Ia taruh belahan kayu-kayu kering itu di punggungnya dengan ikatan tali jangkat yang dijalin dari kulit kerteng. Berjalan membungkuk dengan sepotong tongkat di tangan kanan, menjejaki tanah Inen Mayak Teri sejauh lima belas kilo meter dari Gerunte untuk tiba di rumah pembeli atau pasar. Menjangkat dan menjual potongan dan belahan demi belahan kayu bakar kepada borjois-borjois pribumi berpangkat dan Cina-Cina  keturunan di kota Takengon.

Tak jarang ia menitikkan air mata sembari merenungi nasibnya, ketika setumpukan kayu bakar pilihan yang ia persembahkan hanya dihargai empat liter beras saja. Beratnya kehidupan, seberat tumpukan kayu bakar yang menggunduk di punggungnya setiap hari. Hanya dengan keikhlasan jiwa yang dapat menjinakkan liar dan beratnya kehidupan, sehingga semua menjadi ringan, seringan Perempuan Berjangkat Utem mensyukuri nikmat, seringan empat liter beras yang ia suguhkan untuk mengisi tiga belas perut anak-anaknya, lima belas dengan diri dan suaminya menjadi halal dan berkat.

Dari sisa ingatan inilah aku menangis, dari sisa ingatan ini pula fhoto hitam putih itu kugantung, dan dari sisa ingatan ini juga cerita pendek nyata ini kutulis, sebagai penghormatan dan kagumku pada Perempuan Berjangkat Utem yang perkasa, sebagai rasa terimakasih dan haru bakti, cermin bening untuk berkaca.

Di atas pembaringan. Bibirnya bergerak pelan, menyebut dan memuji kebesaran Allah. Terkadang ia mengigau dalam nyenyak tidur, menyebut dan manggil nama anak dalam jaga. Tusukan jarum infus yang melekat pada urat nadi tak mengusiknya untuk terus membathin. Puluhan pil penawar dan botol infus yang dialirkan ke dalam tubuhnya, tak membuat otot-otot raganya semakin kuat. Belasan injeksi formula serum medikal dan berbilang resef tembusan kesehatanpun tak menjadikan matanya semakin terang.

Perempuan Berjangkat Utem itu terus menatap dinding putih, layaknya sebuah layar visualisasi kehidupan, babag demi babag, adegan demi adegan ia saksikan dengan khusuk, reflay kehidupan seakan tergambar jelas disana dengan piguran garis nasib yang keras. Sebuah visual memorial yang diperankan oleh dirinya sendiri. Sebuah reflay perjuangan seorang ibu dalam mengawal kehidupan dan masa depan anak-anaknya.

Masih jelas dalam ingatanku bagaimana buah pisang, mentimun, terong, cabe, kol, pucuk dan buah jipang serta hasil pertanian lainnya ia jual kepasar tradisional Takengon. Seperak demi seperak ia kumpulkan dari bulan kebulan untuk membeli beras, garam, gula dan minyak tanah. Berbelanja seragam dan sepatu sekolah untukku dan saudara-saudaraku lainnya.

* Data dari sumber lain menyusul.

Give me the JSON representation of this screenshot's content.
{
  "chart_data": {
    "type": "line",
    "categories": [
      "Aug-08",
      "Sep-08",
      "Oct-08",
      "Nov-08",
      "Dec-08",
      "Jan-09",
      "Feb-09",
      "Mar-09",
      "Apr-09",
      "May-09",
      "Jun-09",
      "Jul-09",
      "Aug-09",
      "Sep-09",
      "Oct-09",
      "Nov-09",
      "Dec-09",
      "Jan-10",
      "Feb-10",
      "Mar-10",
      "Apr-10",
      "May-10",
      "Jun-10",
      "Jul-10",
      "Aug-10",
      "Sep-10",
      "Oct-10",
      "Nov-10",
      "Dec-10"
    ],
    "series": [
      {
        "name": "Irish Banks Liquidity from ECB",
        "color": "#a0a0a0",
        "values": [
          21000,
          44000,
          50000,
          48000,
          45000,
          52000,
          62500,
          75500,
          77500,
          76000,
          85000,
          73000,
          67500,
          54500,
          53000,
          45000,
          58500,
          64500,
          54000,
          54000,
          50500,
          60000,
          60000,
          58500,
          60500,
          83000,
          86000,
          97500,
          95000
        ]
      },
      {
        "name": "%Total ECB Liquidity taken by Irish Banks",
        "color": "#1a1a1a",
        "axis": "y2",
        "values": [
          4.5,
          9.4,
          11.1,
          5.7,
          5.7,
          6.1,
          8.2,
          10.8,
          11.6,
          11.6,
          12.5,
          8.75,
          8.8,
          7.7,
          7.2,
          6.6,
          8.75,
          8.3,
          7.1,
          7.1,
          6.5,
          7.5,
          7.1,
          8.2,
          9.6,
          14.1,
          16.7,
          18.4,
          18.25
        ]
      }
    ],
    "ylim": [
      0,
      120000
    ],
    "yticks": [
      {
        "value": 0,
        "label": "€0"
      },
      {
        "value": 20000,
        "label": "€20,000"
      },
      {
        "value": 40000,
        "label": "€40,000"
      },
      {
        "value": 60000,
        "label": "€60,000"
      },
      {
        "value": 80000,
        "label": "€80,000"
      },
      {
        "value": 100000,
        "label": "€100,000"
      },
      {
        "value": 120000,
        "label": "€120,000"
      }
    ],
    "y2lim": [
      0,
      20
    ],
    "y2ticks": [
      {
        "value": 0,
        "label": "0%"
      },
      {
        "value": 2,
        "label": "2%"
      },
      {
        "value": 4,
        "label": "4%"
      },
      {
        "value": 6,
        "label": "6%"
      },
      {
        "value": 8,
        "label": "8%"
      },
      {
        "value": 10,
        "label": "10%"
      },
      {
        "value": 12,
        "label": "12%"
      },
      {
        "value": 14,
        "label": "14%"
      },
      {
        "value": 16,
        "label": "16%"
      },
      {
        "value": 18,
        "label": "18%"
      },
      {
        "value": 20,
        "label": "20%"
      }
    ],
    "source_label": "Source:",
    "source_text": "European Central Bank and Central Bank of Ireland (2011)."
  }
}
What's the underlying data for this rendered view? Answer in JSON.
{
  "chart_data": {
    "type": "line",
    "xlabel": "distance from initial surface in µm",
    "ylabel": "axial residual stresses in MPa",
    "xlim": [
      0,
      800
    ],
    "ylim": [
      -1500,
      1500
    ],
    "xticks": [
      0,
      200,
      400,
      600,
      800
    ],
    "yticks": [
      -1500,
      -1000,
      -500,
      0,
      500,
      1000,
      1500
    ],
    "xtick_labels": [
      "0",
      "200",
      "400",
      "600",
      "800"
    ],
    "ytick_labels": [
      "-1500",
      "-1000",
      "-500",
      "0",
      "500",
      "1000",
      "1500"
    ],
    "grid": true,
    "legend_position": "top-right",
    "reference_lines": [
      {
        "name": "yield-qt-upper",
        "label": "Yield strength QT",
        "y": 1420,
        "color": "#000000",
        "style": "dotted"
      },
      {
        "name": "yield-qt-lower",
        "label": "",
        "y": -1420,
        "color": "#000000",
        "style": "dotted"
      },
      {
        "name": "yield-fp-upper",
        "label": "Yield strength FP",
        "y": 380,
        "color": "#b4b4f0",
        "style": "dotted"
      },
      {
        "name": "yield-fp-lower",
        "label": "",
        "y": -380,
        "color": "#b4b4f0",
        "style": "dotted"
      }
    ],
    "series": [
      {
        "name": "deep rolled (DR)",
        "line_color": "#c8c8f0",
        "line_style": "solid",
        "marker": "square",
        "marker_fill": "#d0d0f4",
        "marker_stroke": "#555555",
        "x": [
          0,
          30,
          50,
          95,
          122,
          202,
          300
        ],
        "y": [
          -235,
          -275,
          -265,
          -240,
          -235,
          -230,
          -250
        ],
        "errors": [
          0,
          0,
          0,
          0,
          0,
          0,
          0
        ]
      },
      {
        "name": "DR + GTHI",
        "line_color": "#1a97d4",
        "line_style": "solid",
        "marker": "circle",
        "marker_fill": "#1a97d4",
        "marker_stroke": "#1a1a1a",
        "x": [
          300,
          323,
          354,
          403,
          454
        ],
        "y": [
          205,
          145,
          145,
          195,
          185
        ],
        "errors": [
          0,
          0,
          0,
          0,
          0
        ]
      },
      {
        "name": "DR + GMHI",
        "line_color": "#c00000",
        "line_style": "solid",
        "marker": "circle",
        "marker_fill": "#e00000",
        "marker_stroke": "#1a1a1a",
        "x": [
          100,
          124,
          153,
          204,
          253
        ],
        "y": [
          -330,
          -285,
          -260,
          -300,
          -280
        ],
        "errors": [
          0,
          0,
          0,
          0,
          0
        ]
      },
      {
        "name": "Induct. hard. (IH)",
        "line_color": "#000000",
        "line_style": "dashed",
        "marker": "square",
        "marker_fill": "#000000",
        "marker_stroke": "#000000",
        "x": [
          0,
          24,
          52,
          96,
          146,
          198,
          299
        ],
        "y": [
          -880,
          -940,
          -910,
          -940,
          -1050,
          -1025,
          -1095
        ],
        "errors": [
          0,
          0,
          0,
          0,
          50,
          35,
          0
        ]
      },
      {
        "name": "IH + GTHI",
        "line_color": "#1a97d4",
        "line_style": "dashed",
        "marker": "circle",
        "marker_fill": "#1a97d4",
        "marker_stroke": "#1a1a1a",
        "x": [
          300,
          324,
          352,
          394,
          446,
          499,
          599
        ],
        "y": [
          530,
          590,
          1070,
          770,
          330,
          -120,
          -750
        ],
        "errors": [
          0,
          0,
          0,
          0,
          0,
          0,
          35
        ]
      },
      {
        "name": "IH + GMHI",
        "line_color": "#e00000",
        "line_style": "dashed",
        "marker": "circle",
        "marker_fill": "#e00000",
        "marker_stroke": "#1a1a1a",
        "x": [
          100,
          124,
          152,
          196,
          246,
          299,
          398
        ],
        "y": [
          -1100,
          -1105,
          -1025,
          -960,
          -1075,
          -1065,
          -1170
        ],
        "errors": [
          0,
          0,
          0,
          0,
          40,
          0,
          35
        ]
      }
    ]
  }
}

Pada lain waktu bibirnya menyunggingkan senyum, siratan rasa kelelahan kodrati bathin dan fisik keibuannya yang telah melahirkan tiga belas orang putra-putri, merawat, membesarkan dan mendidiknya dengan usaha keras yang melebihi tanggungjawab seorang suami. Kepalan tangan yang lemah dengan goresan kasar dipermukaannya, adalah sisa dari sebuah kepalan tekat yang kuat.

Tergambar dikepalaku akan kelincahan tangannya menjemur irisan-irisan tembakau, menyusun dan membolak balik jemuran ikan-ikan depik di atas silih. Menyianginya dalam terik, lalu kembali menjajakannya.

Di bahunya terlihat guratan garis merah yang membentang dari tulang rusuk depan hingga ke punggung. Bekas cengkraman tali jangkat memanggul kayu bakar. Ujung jemari dan telapak kakinya juga retak-retak, adalah prasasti dari menjual tenaga dari petak sawah penduduk ke petak sawah penduduk lainnya. Dari kebun kopi penduduk ke kebun kopi penduduk lainnya demi sebambu beras, uang sekolah anak atau secarik buku tulis.

Sisa-sisa kelelahan itu seolah sengaja ditancapkan Tuhan pada semua indera dan tubuhnya, agar anak-anaknya kelak tak menahak kelangit, tak membusungkan dada dalam keberadaan dan tak berpelit kepada yang tak mampu dalam kemudahan rizki, tak berdalih ketika orang lain membutuhkan perhatian dan pertolongan.

Belum lagi keningnya yang mengendapkan warna kuning pucat. Dada dan jantung yang berdegub tak beraturan. Perempuan Berjangkat Utem, Ine, ibu yang sabar menerima sindir, cibir dan ejekan, fitnah atau adu domba. Guratan itu semua terangkum dalam alis matanya yang tipis memanjang, telinga yang lembut dan lemas.

Perempuan Berjangkat Utem yang tangguh, perempuan yang lahir dan besar di Kampung Asir Asir Atas, tanah tembuni-nya Sultan Alaidin Johansyah itu masih terbaring lemah. Semangatnya tak mampu dikalahkan oleh dinamika beratnya kehidupan pada tiga zaman, meskipun ia kini terhuyung ditaklukkan waktu dan usia.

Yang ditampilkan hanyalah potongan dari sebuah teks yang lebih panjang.